Results were expressed as mean ± standard deviation and analyzed using a Student t test. P values lower than 0.05 were considered statistically significant.

Results

Construction of HPV-11 Episomal DNA Containing HaCaT Cells

We first prepared circular HPV-11 DNA for transfection. The pBR322.HPV-11 plasmid was extracted and purified from E. coli after culturing and amplifying ( Fig. 3A1 , lanes 1, 2, and 3; 12,294 bp). The linear HPV-11 genome was released from pBR322 by digestion with the BamHI enzyme ( Fig. 3A2 , lane 3; 4363 bp for pBR322 and 7931 bp for linear full-length HPV-11 DNA) and purified with low-melting-point agarose gel electrophoresis and gel extraction ( Fig. 3A2 , lane 2; 7931 bp for purified linear full-length HPV-11 DNA). The linear full-length HPV-11 DNA was collected and recircularized with T4 DNA ligase ( Fig. 3A2 , lane 1; 7931 bp for circular HPV-11 DNA). HaCaT cells were transfected, together with pTK-neo DNA encoding a neomycin resistance gene, by using lipofectamine with circular HPV-11 DNA as described in the Materials and Methods section.
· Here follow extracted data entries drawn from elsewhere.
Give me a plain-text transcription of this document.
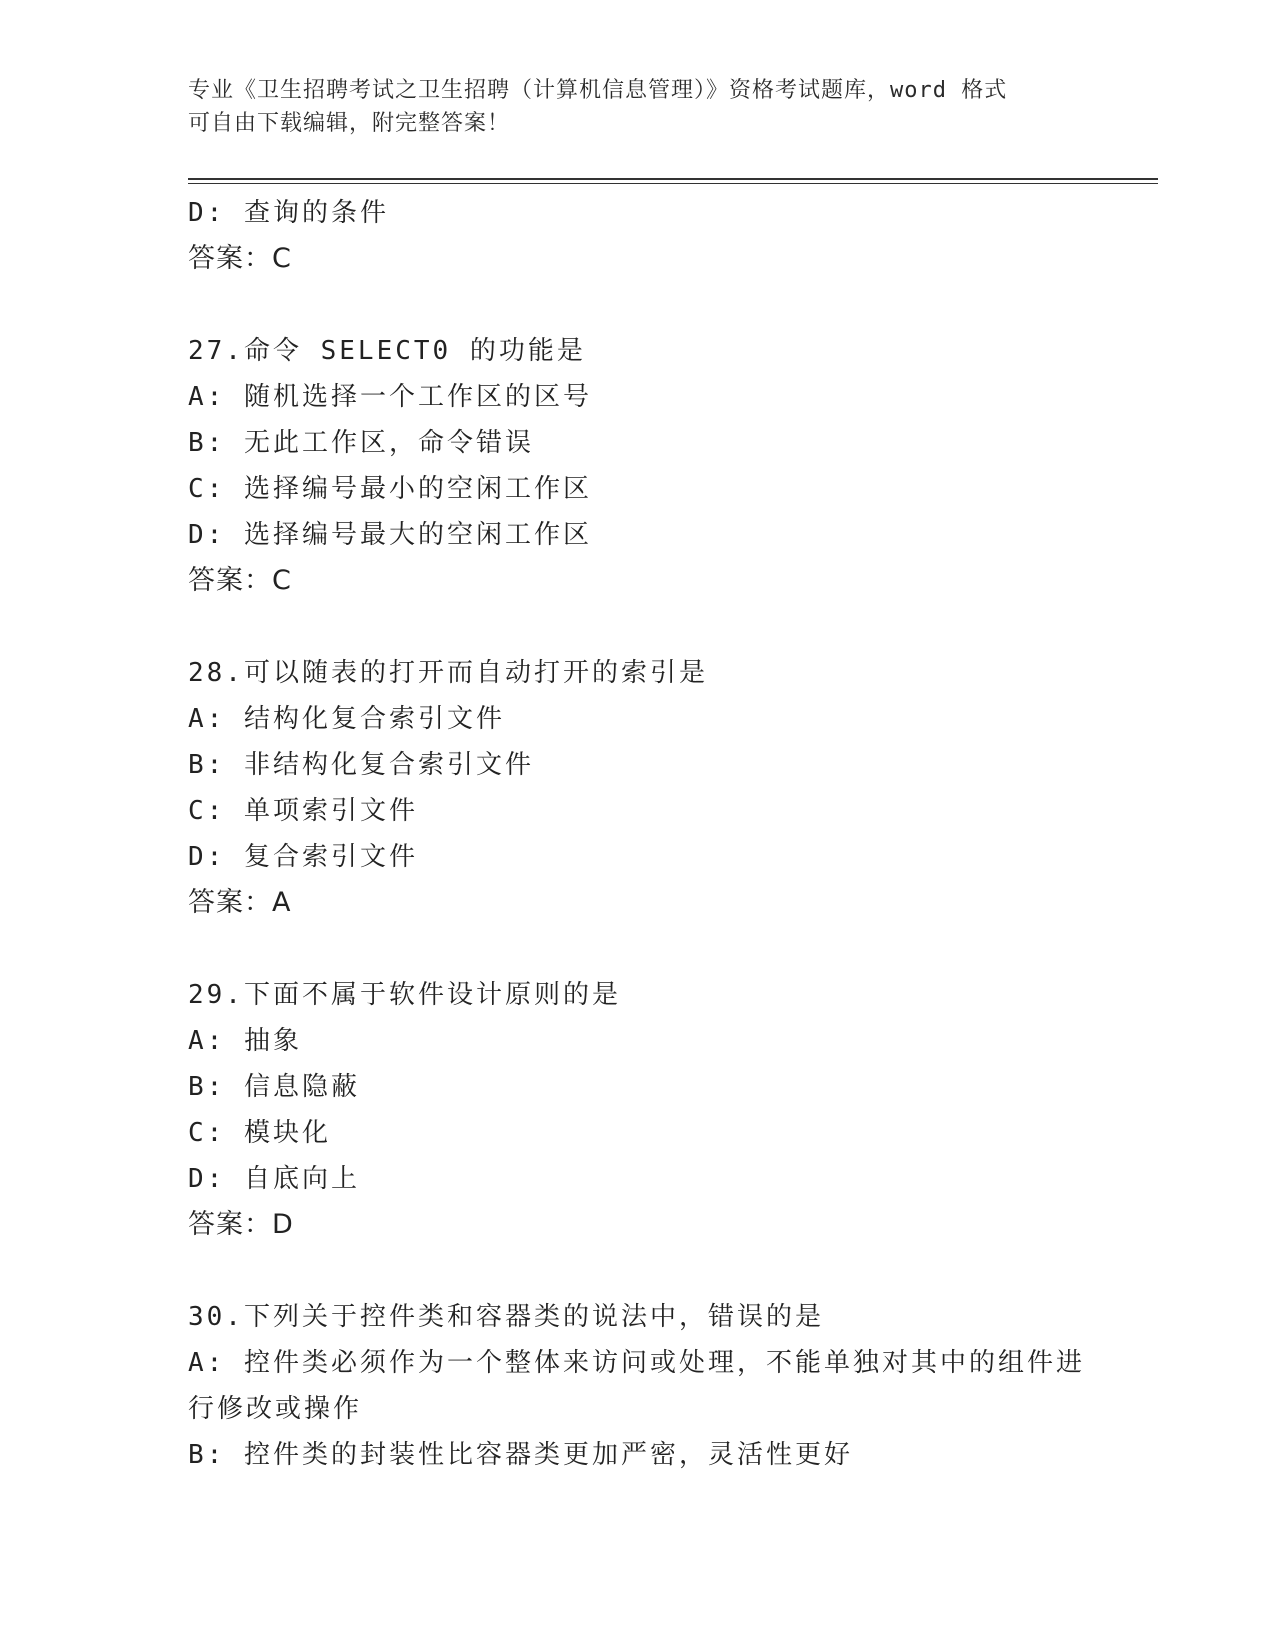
专业《卫生招聘考试之卫生招聘（计算机信息管理）》资格考试题库，word 格式
可自由下载编辑，附完整答案！
D: 查询的条件
答案：C
27.命令 SELECT0 的功能是
A: 随机选择一个工作区的区号
B: 无此工作区，命令错误
C: 选择编号最小的空闲工作区
D: 选择编号最大的空闲工作区
答案：C
28.可以随表的打开而自动打开的索引是
A: 结构化复合索引文件
B: 非结构化复合索引文件
C: 单项索引文件
D: 复合索引文件
答案：A
29.下面不属于软件设计原则的是
A: 抽象
B: 信息隐蔽
C: 模块化
D: 自底向上
答案：D
30.下列关于控件类和容器类的说法中，错误的是
A: 控件类必须作为一个整体来访问或处理，不能单独对其中的组件进
行修改或操作
B: 控件类的封装性比容器类更加严密，灵活性更好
Following selection for neomycin resistance, the resulting positive colonies were pooled and expanded as a cell population.

Figure 3.

(A) Analysis of pBR322.HPV11 by plasmid extraction, digested products, purification, and cyclization of linear human papillomavirus (HPV)-11 DNA. (A1) Extraction products of pBR322.HPV11 plasmid (lanes 1, 2, and 3; 12,294 bp). (A2) Digested product of pBR322.HPV11 plasmid with BamHI enzyme (lane 3; 4363 bp for pBR322 and 7931 bp for linear full-length HPV-11 DNA), purified product of linear HPV-11 DNA by low-melting-point agarose gel electrophoresis and gel extraction (lane 2; 7931 bp), and recircularized HPV-11 DNA with T4 DNA ligase (lane 1; 7931 bp). (B) Determination of HPV-11 DNA in transfected and normal HaCaT keratinocytes with PRINS techniques. (B1) A smear of transfected HaCaT keratinocyte cells (×100). (B2) A smear of transfected HaCaT keratinocyte cells (×400). (B3) A smear of normal HaCaT keratinocyte cells (×100).
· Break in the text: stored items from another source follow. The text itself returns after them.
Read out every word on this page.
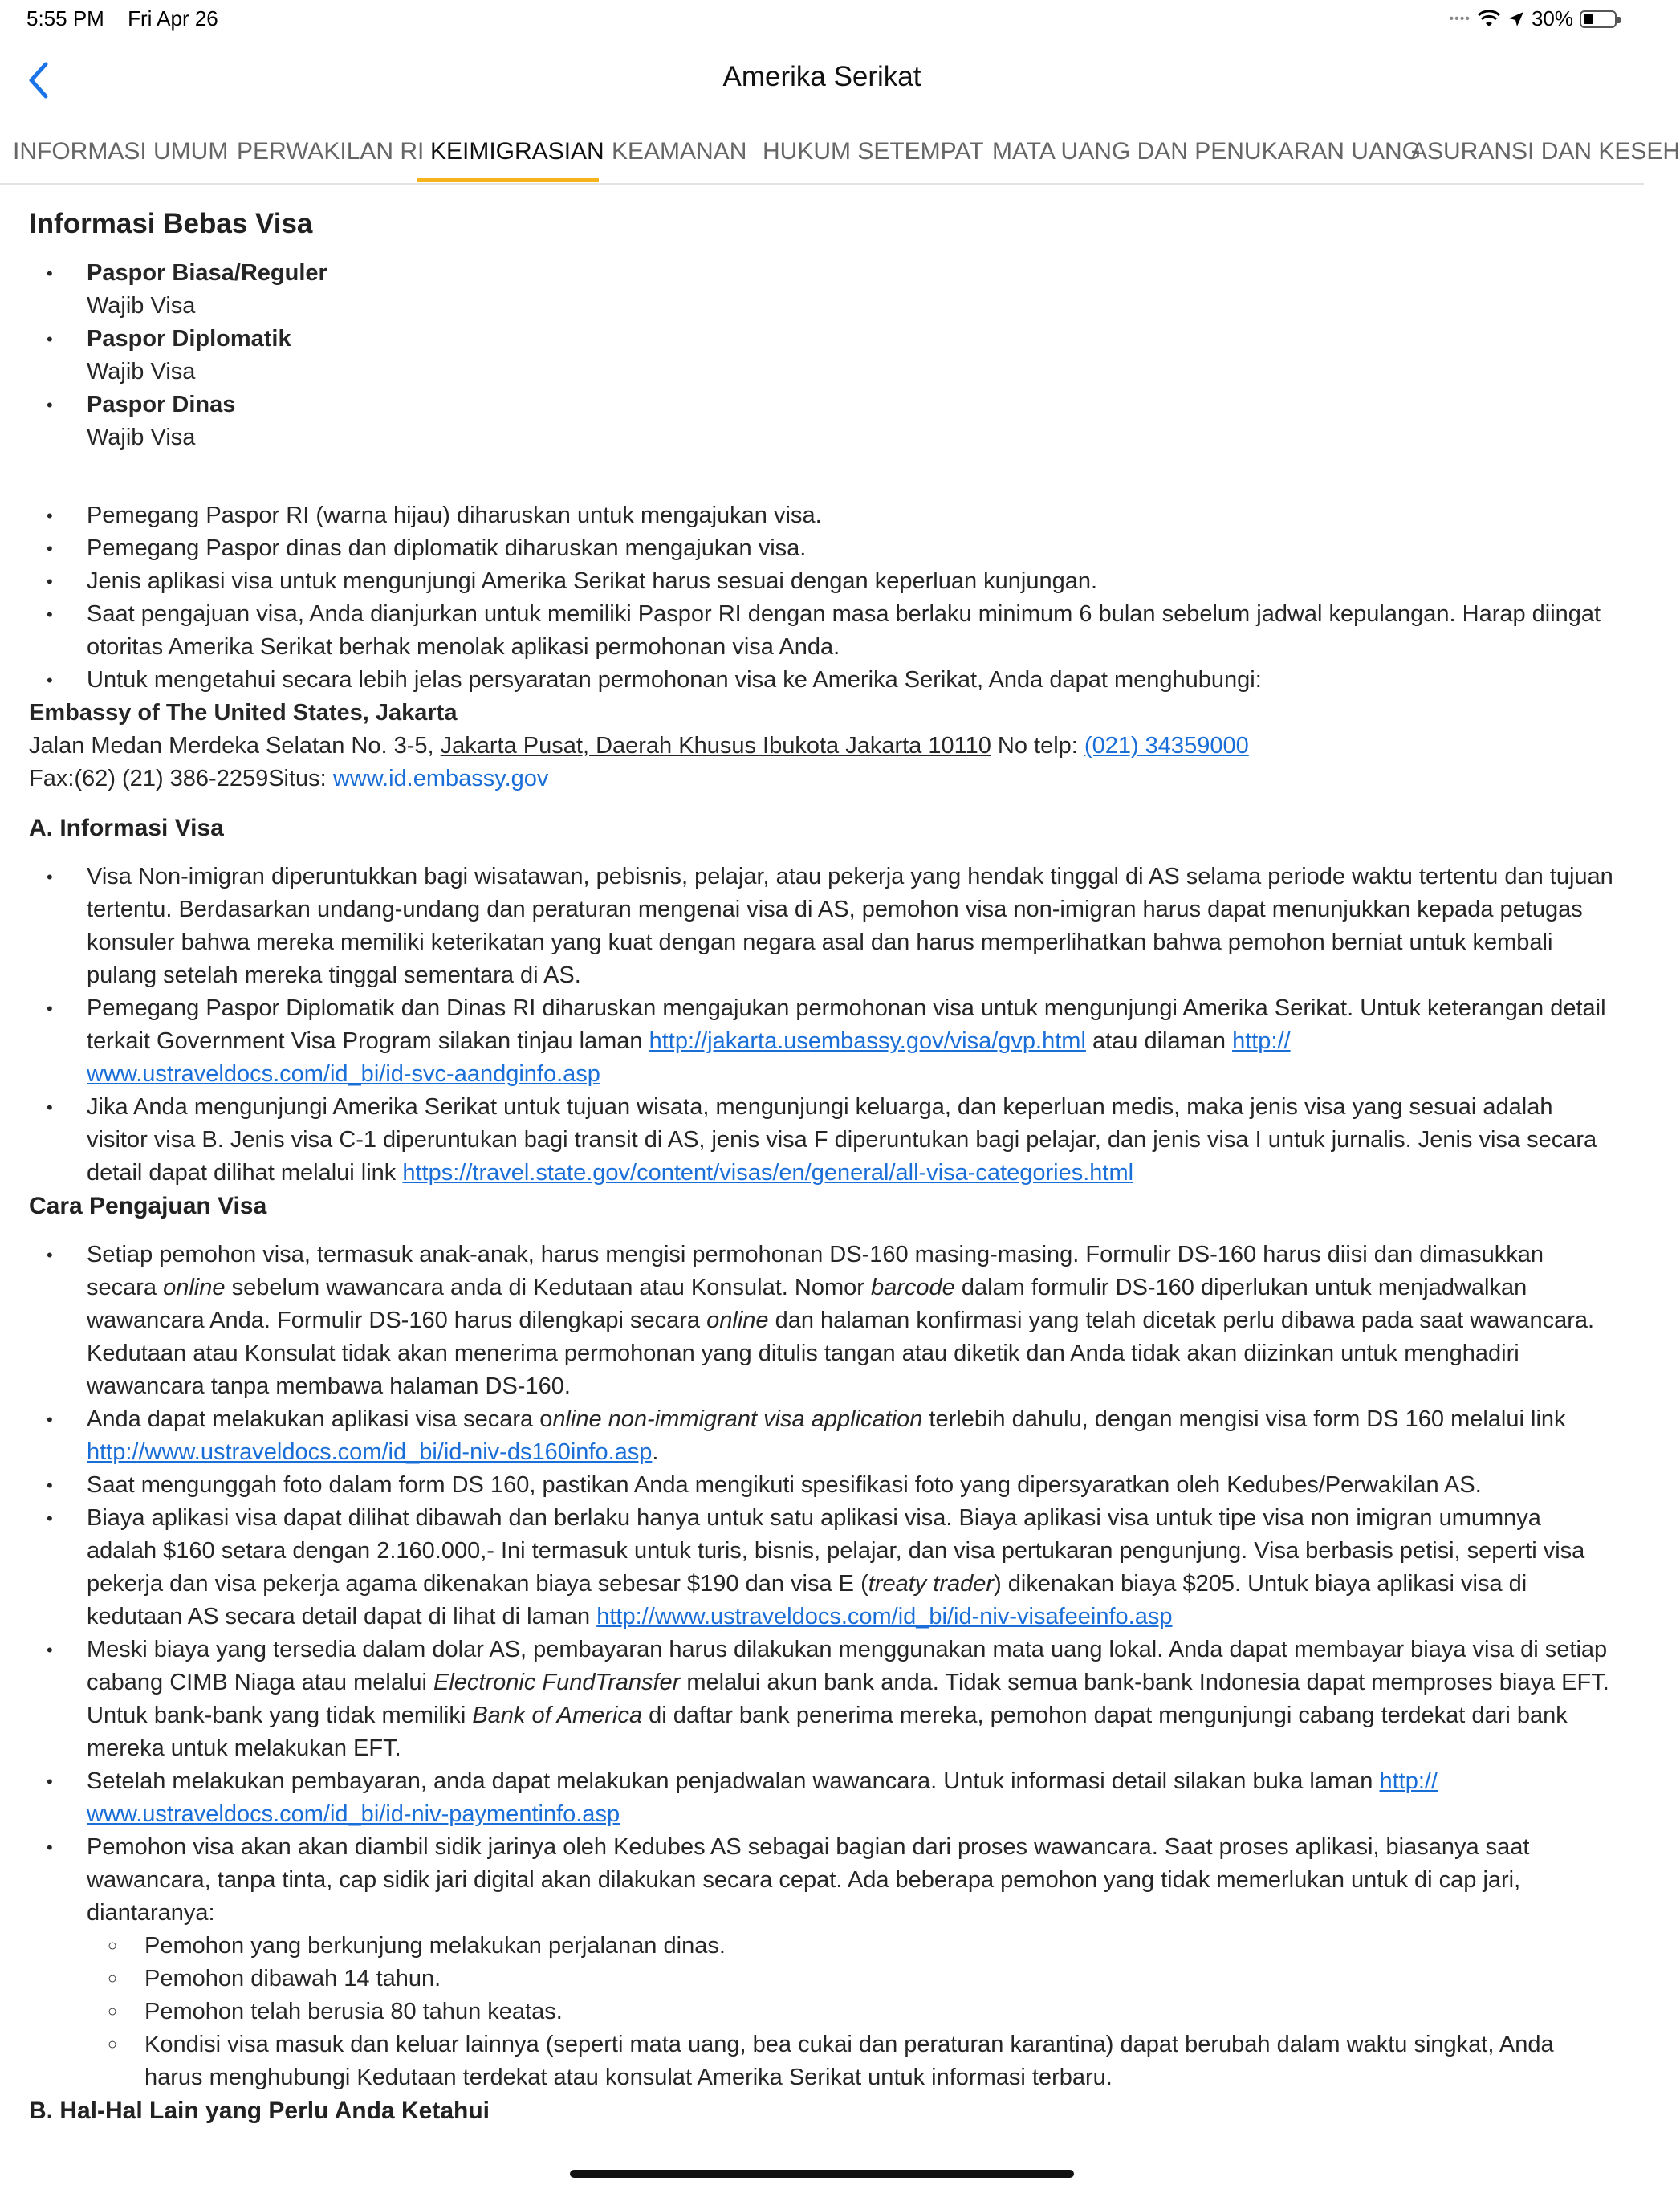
5:55 PM Fri Apr 26	••••	30%
Amerika Serikat
INFORMASI UMUM PERWAKILAN RI KEIMIGRASIAN KEAMANAN HUKUM SETEMPAT MATA UANG DAN PENUKARAN UANG
ASURANSI DAN KESEH
Informasi Bebas Visa
• Paspor Biasa/Reguler
Wajib Visa
• Paspor Diplomatik
Wajib Visa
• Paspor Dinas
Wajib Visa
• Pemegang Paspor RI (warna hijau) diharuskan untuk mengajukan visa.
• Pemegang Paspor dinas dan diplomatik diharuskan mengajukan visa.
• Jenis aplikasi visa untuk mengunjungi Amerika Serikat harus sesuai dengan keperluan kunjungan.
• Saat pengajuan visa, Anda dianjurkan untuk memiliki Paspor RI dengan masa berlaku minimum 6 bulan sebelum jadwal kepulangan. Harap diingat otoritas Amerika Serikat berhak menolak aplikasi permohonan visa Anda.
• Untuk mengetahui secara lebih jelas persyaratan permohonan visa ke Amerika Serikat, Anda dapat menghubungi:
Embassy of The United States, Jakarta
Jalan Medan Merdeka Selatan No. 3-5, Jakarta Pusat, Daerah Khusus Ibukota Jakarta 10110 No telp: (021) 34359000
Fax:(62) (21) 386-2259Situs: www.id.embassy.gov
A. Informasi Visa
• Visa Non-imigran diperuntukkan bagi wisatawan, pebisnis, pelajar, atau pekerja yang hendak tinggal di AS selama periode waktu tertentu dan tujuan tertentu. Berdasarkan undang-undang dan peraturan mengenai visa di AS, pemohon visa non-imigran harus dapat menunjukkan kepada petugas konsuler bahwa mereka memiliki keterikatan yang kuat dengan negara asal dan harus memperlihatkan bahwa pemohon berniat untuk kembali pulang setelah mereka tinggal sementara di AS.
• Pemegang Paspor Diplomatik dan Dinas RI diharuskan mengajukan permohonan visa untuk mengunjungi Amerika Serikat. Untuk keterangan detail terkait Government Visa Program silakan tinjau laman http://jakarta.usembassy.gov/visa/gvp.html atau dilaman http://
www.ustraveldocs.com/id_bi/id-svc-aandginfo.asp
• Jika Anda mengunjungi Amerika Serikat untuk tujuan wisata, mengunjungi keluarga, dan keperluan medis, maka jenis visa yang sesuai adalah visitor visa B. Jenis visa C-1 diperuntukan bagi transit di AS, jenis visa F diperuntukan bagi pelajar, dan jenis visa I untuk jurnalis. Jenis visa secara detail dapat dilihat melalui link https://travel.state.gov/content/visas/en/general/all-visa-categories.html
Cara Pengajuan Visa
• Setiap pemohon visa, termasuk anak-anak, harus mengisi permohonan DS-160 masing-masing. Formulir DS-160 harus diisi dan dimasukkan secara online sebelum wawancara anda di Kedutaan atau Konsulat. Nomor barcode dalam formulir DS-160 diperlukan untuk menjadwalkan wawancara Anda. Formulir DS-160 harus dilengkapi secara online dan halaman konfirmasi yang telah dicetak perlu dibawa pada saat wawancara. Kedutaan atau Konsulat tidak akan menerima permohonan yang ditulis tangan atau diketik dan Anda tidak akan diizinkan untuk menghadiri wawancara tanpa membawa halaman DS-160.
• Anda dapat melakukan aplikasi visa secara online non-immigrant visa application terlebih dahulu, dengan mengisi visa form DS 160 melalui link http://www.ustraveldocs.com/id_bi/id-niv-ds160info.asp.
• Saat mengunggah foto dalam form DS 160, pastikan Anda mengikuti spesifikasi foto yang dipersyaratkan oleh Kedubes/Perwakilan AS.
• Biaya aplikasi visa dapat dilihat dibawah dan berlaku hanya untuk satu aplikasi visa. Biaya aplikasi visa untuk tipe visa non imigran umumnya adalah $160 setara dengan 2.160.000,- Ini termasuk untuk turis, bisnis, pelajar, dan visa pertukaran pengunjung. Visa berbasis petisi, seperti visa pekerja dan visa pekerja agama dikenakan biaya sebesar $190 dan visa E (treaty trader) dikenakan biaya $205. Untuk biaya aplikasi visa di kedutaan AS secara detail dapat di lihat di laman http://www.ustraveldocs.com/id_bi/id-niv-visafeeinfo.asp
• Meski biaya yang tersedia dalam dolar AS, pembayaran harus dilakukan menggunakan mata uang lokal. Anda dapat membayar biaya visa di setiap cabang CIMB Niaga atau melalui Electronic FundTransfer melalui akun bank anda. Tidak semua bank-bank Indonesia dapat memproses biaya EFT. Untuk bank-bank yang tidak memiliki Bank of America di daftar bank penerima mereka, pemohon dapat mengunjungi cabang terdekat dari bank mereka untuk melakukan EFT.
• Setelah melakukan pembayaran, anda dapat melakukan penjadwalan wawancara. Untuk informasi detail silakan buka laman http://
www.ustraveldocs.com/id_bi/id-niv-paymentinfo.asp
• Pemohon visa akan akan diambil sidik jarinya oleh Kedubes AS sebagai bagian dari proses wawancara. Saat proses aplikasi, biasanya saat wawancara, tanpa tinta, cap sidik jari digital akan dilakukan secara cepat. Ada beberapa pemohon yang tidak memerlukan untuk di cap jari, diantaranya:
○ Pemohon yang berkunjung melakukan perjalanan dinas.
○ Pemohon dibawah 14 tahun.
○ Pemohon telah berusia 80 tahun keatas.
○ Kondisi visa masuk dan keluar lainnya (seperti mata uang, bea cukai dan peraturan karantina) dapat berubah dalam waktu singkat, Anda harus menghubungi Kedutaan terdekat atau konsulat Amerika Serikat untuk informasi terbaru.
B. Hal-Hal Lain yang Perlu Anda Ketahui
Detection of HPV-11 DNA from the Established HPV11.HaCaT Cells

Analysis of HPV-11 DNA Replication in the Expanded HPV11.HaCaT Cell Populations

The PRINS technique was applied to determine HPV-11 DNA in expanded cell populations. HPV-11–positive signals, shown by blue-black nuclear staining, were detected in HPV11.HaCaT smears ( Fig. 3B1 , 3B2 ), whereas the nuclear signals for HPV-11 exhibited negative staining in the normal HaCaT cells ( Fig. 3B3 ).

In addition, FQ-PCR analysis of three separate expanded HPV11.HaCaT cell populations showed a significant increase (p < 0.05, Student t test) in HPV-11 DNA copy numbers in each HPV11.HaCaT cell (16.5±3.2, Fig. 1A , column b) compared to blank controls (normal HaCaT cells without HPV-11 DNA).
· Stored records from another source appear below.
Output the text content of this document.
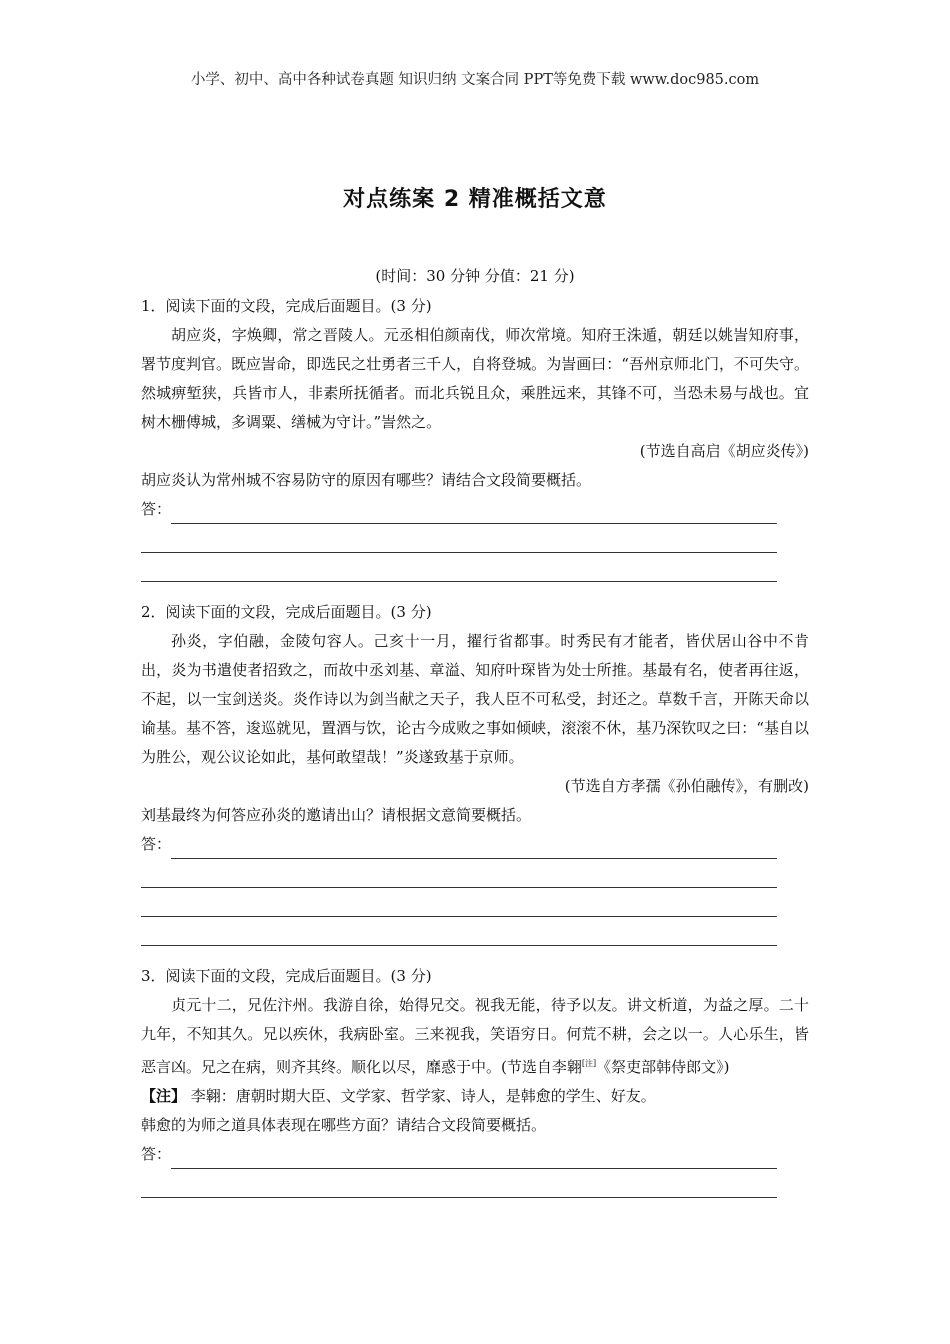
小学、初中、高中各种试卷真题 知识归纳 文案合同 PPT等免费下载 www.doc985.com
对点练案 2 精准概括文意
(时间：30 分钟 分值：21 分)

1．阅读下面的文段，完成后面题目。(3 分)

胡应炎，字焕卿，常之晋陵人。元丞相伯颜南伐，师次常境。知府王洙遁，朝廷以姚訔知府事，署节度判官。既应訔命，即选民之壮勇者三千人，自将登城。为訔画曰：“吾州京师北门，不可失守。然城痹堑狭，兵皆市人，非素所抚循者。而北兵锐且众，乘胜远来，其锋不可，当恐未易与战也。宜树木栅傅城，多调粟、缮械为守计。”訔然之。

(节选自高启《胡应炎传》)

胡应炎认为常州城不容易防守的原因有哪些？请结合文段简要概括。

答：

2．阅读下面的文段，完成后面题目。(3 分)

孙炎，字伯融，金陵句容人。己亥十一月，擢行省都事。时秀民有才能者，皆伏居山谷中不肯出，炎为书遣使者招致之，而故中丞刘基、章溢、知府叶琛皆为处士所推。基最有名，使者再往返，不起，以一宝剑送炎。炎作诗以为剑当献之天子，我人臣不可私受，封还之。草数千言，开陈天命以谕基。基不答，逡巡就见，置酒与饮，论古今成败之事如倾峡，滚滚不休，基乃深钦叹之曰：“基自以为胜公，观公议论如此，基何敢望哉！”炎遂致基于京师。

(节选自方孝孺《孙伯融传》，有删改)

刘基最终为何答应孙炎的邀请出山？请根据文意简要概括。

答：

3．阅读下面的文段，完成后面题目。(3 分)

贞元十二，兄佐汴州。我游自徐，始得兄交。视我无能，待予以友。讲文析道，为益之厚。二十九年，不知其久。兄以疾休，我病卧室。三来视我，笑语穷日。何荒不耕，会之以一。人心乐生，皆恶言凶。兄之在病，则齐其终。顺化以尽，靡惑于中。(节选自李翱[注]《祭吏部韩侍郎文》)

【注】 李翱：唐朝时期大臣、文学家、哲学家、诗人，是韩愈的学生、好友。

韩愈的为师之道具体表现在哪些方面？请结合文段简要概括。

答：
Expression of HPV-11 E1^∧E4 mRNA in Established HPV11.HaCaT Cells

To confirm the expression of HPV-11 E1^∧E4 mRNA in established HPV11.HaCaT cells, total RNA samples isolated from three separate expanded HPV11.HaCaT cell populations were subjected to nested RT-PCR analysis. Results showed that the spliced E1^∧E4 transcripts were detectable in the populations ( Fig. 1B , lanes 1, 2, and 3; 628 bp).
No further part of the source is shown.